There were 114 households, of which 22.8% had children under the age of 18 living with them, 58.8% were married couples living together, 9.6% had a female householder with no husband present, 5.3% had a male householder with no wife present, and 26.3% were non-families. 18.4% of all households were made up of individuals, and 10.6% had someone living alone who was 65 years of age or older. The average household size was 2.58 and the average family size was 2.93.

The median age in the village was 49.6 years. 14.6% of residents were under the age of 18; 8.2% were between the ages of 18 and 24; 19% were from 25 to 44; 38.4% were from 45 to 64; and 19.7% were 65 years of age or older. The gender makeup of the village was 49.3% male and 50.7% female.

===2000 census===
As of the census of 2000, there were 273 people, 104 households, and 76 families living in the village. The population density was 488.3 PD/sqmi. There were 106 housing units at an average density of 189.6 /mi2. The racial makeup of the village was 99.27% White, 0.37% African American and 0.37% Native American. Hispanic or Latino of any race were 0.37% of the population.

There were 104 households, out of which 26.0% had children under the age of 18 living with them, 63.5% were married couples living together, 8.7% had a female householder with no husband present, and 26.9% were non-families. 16.3% of all households were made up of individuals, and 10.6% had someone living alone who was 65 years of age or older. The average household size was 2.63 and the average family size was 3.04.

In the village, the population was spread out, with 19.8% under the age of 18, 5.9% from 18 to 24, 23.1% from 25 to 44, 31.9% from 45 to 64, and 19.4% who were 65 years of age or older. The median age was 46 years. For every 100 females, there were 88.3 males. For every 100 females age 18 and over, there were 87.2 males.

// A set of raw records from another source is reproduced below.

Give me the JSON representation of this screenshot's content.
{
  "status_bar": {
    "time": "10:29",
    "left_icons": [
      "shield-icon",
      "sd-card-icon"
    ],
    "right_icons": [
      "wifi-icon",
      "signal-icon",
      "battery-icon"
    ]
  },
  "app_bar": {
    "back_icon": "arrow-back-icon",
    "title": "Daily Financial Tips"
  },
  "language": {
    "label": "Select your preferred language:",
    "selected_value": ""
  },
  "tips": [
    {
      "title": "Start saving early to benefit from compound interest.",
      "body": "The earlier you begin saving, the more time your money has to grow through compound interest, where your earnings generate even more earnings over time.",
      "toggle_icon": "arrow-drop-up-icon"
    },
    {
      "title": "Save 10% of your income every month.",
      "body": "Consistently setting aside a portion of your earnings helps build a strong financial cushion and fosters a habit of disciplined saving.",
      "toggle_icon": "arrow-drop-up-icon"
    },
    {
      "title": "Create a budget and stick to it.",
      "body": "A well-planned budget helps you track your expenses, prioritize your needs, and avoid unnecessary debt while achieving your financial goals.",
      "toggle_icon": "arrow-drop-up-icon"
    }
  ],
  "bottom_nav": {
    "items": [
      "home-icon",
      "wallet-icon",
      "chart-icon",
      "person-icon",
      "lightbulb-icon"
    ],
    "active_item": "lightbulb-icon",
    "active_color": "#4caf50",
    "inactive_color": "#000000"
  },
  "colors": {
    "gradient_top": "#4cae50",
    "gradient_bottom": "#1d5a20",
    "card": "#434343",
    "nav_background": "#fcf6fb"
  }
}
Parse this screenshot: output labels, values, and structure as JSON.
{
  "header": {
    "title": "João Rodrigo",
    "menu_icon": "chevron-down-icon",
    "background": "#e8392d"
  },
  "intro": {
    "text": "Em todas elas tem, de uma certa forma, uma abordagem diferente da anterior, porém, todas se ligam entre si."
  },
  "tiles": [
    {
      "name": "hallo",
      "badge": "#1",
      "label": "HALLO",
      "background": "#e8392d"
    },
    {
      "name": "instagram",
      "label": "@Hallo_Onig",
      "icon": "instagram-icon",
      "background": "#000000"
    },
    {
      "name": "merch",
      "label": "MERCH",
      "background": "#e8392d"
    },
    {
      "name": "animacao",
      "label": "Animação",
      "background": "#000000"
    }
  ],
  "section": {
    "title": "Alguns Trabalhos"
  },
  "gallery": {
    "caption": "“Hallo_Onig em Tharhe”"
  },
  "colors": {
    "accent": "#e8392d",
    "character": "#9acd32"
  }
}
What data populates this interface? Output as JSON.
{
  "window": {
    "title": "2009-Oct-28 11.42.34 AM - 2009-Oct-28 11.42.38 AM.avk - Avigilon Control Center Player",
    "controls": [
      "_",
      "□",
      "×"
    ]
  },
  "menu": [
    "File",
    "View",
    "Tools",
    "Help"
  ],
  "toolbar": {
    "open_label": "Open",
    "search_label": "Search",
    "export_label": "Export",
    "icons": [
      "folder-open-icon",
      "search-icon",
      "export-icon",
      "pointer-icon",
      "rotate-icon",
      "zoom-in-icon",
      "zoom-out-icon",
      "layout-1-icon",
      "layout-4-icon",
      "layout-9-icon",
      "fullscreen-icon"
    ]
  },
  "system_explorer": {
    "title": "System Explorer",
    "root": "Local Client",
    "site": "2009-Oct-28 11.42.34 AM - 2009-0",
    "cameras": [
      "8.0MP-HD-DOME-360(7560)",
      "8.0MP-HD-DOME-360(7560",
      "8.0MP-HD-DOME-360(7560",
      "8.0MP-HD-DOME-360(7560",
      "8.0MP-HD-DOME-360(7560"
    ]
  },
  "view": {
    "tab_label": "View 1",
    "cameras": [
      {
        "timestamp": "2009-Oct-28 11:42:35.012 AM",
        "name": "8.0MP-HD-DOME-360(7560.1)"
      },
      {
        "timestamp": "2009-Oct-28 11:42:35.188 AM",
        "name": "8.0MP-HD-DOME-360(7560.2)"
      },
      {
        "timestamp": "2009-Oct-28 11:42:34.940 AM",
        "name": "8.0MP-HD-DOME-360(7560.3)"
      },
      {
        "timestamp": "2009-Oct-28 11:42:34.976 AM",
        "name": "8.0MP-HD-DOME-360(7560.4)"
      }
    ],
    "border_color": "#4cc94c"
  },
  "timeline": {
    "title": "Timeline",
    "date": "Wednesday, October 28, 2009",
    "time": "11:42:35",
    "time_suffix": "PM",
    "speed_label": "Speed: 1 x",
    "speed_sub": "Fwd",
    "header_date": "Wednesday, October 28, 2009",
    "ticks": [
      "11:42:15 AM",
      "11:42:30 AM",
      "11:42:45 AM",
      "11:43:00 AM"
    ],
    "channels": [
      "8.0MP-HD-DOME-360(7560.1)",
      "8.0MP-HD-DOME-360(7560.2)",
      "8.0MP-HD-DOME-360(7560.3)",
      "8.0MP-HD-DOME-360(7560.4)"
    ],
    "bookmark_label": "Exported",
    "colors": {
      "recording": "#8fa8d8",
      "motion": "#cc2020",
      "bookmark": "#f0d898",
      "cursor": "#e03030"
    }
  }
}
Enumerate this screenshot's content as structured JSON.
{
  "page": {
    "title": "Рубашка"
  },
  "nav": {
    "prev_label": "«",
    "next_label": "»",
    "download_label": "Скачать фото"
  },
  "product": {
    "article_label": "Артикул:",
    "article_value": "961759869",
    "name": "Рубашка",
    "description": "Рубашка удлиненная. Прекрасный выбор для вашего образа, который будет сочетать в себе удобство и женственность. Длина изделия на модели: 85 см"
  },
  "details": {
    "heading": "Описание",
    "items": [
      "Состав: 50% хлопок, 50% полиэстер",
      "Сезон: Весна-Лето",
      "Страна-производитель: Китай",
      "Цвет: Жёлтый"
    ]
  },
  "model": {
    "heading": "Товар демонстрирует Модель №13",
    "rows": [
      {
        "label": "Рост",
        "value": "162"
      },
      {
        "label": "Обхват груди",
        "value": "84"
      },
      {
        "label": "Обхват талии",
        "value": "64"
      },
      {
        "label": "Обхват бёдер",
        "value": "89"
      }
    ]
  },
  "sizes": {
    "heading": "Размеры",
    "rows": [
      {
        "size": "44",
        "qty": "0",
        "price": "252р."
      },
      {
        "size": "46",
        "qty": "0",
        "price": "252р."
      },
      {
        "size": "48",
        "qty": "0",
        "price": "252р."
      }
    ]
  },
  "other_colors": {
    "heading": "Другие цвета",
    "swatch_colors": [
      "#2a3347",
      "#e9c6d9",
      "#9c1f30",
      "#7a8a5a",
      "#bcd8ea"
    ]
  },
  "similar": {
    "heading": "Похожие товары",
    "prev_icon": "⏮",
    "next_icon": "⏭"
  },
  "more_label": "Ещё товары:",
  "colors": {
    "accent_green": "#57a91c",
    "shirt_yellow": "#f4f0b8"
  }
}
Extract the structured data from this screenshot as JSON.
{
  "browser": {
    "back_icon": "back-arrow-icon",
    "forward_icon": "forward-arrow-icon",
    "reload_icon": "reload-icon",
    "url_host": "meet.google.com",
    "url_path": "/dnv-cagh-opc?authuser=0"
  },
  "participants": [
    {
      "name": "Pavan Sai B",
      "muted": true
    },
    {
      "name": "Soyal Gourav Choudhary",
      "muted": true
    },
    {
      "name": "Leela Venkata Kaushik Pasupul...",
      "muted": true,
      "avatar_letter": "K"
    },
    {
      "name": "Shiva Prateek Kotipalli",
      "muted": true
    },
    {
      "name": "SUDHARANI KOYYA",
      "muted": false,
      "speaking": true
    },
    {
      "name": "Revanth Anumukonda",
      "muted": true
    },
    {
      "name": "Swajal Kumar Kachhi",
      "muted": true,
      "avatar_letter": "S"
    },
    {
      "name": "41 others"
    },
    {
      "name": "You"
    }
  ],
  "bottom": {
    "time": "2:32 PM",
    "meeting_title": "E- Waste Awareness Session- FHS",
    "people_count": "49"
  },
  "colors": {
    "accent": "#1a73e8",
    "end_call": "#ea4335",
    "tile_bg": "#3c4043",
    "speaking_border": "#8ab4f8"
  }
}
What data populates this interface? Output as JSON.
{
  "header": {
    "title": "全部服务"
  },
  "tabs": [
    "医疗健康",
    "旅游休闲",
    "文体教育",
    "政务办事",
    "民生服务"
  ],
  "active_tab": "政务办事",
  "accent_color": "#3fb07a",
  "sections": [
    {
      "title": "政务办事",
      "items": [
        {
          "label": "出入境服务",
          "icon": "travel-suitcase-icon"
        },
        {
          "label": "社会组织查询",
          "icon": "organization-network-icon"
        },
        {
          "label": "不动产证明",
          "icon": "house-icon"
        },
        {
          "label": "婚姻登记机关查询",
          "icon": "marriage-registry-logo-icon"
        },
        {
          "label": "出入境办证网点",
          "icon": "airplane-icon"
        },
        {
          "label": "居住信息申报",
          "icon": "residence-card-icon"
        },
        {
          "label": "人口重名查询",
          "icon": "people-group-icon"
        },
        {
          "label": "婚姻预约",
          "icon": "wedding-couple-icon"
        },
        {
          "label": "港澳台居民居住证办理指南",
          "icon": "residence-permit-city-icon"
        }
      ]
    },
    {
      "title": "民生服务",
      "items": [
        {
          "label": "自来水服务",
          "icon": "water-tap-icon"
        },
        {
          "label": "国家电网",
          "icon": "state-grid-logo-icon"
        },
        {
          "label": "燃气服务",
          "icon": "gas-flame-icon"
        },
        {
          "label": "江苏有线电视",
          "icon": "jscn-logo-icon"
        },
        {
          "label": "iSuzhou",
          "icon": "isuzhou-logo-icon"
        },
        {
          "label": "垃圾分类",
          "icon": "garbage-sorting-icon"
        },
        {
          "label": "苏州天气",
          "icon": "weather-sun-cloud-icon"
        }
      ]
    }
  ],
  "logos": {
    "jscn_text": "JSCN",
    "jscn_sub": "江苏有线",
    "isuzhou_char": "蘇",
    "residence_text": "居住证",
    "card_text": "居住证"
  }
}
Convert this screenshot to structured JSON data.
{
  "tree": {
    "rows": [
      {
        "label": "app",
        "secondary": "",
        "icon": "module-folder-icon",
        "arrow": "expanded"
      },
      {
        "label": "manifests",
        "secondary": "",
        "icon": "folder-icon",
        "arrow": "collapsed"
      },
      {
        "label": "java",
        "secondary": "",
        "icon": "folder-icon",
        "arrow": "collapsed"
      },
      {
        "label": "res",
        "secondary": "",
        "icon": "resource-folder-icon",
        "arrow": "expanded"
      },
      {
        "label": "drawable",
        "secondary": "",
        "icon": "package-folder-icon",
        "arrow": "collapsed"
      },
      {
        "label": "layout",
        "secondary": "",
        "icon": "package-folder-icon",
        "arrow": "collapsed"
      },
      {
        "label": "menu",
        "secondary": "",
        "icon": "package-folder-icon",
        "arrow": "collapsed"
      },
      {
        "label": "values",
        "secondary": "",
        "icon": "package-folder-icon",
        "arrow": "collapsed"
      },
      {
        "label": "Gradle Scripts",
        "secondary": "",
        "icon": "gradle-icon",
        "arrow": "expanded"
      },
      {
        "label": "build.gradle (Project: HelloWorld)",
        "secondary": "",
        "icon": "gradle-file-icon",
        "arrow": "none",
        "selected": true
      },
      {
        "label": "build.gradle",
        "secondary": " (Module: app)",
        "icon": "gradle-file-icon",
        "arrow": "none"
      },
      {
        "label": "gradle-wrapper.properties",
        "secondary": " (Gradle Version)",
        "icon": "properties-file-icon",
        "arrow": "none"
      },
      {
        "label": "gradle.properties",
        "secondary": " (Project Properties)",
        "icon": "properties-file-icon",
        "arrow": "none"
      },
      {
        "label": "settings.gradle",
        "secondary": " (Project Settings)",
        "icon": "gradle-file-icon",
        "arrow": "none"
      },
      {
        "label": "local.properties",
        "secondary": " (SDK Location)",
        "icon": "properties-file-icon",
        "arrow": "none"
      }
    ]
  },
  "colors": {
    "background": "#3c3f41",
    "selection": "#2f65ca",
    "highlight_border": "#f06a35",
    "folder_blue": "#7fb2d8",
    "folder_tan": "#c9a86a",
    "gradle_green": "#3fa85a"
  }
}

The median income for a household in the village was $59,750, and the median income for a family was $66,875. Males had a median income of $52,000 versus $31,806 for females. The per capita income for the village was $24,382. None of the families and 1.0% of the population were living below the poverty line, including none under eighteen and 4.2% of those over 64.

==Education==
It is in Frederick County Public Schools.

School zoning is as follows: Valley Elementary School, Brunswick Middle School, Brunswick High School.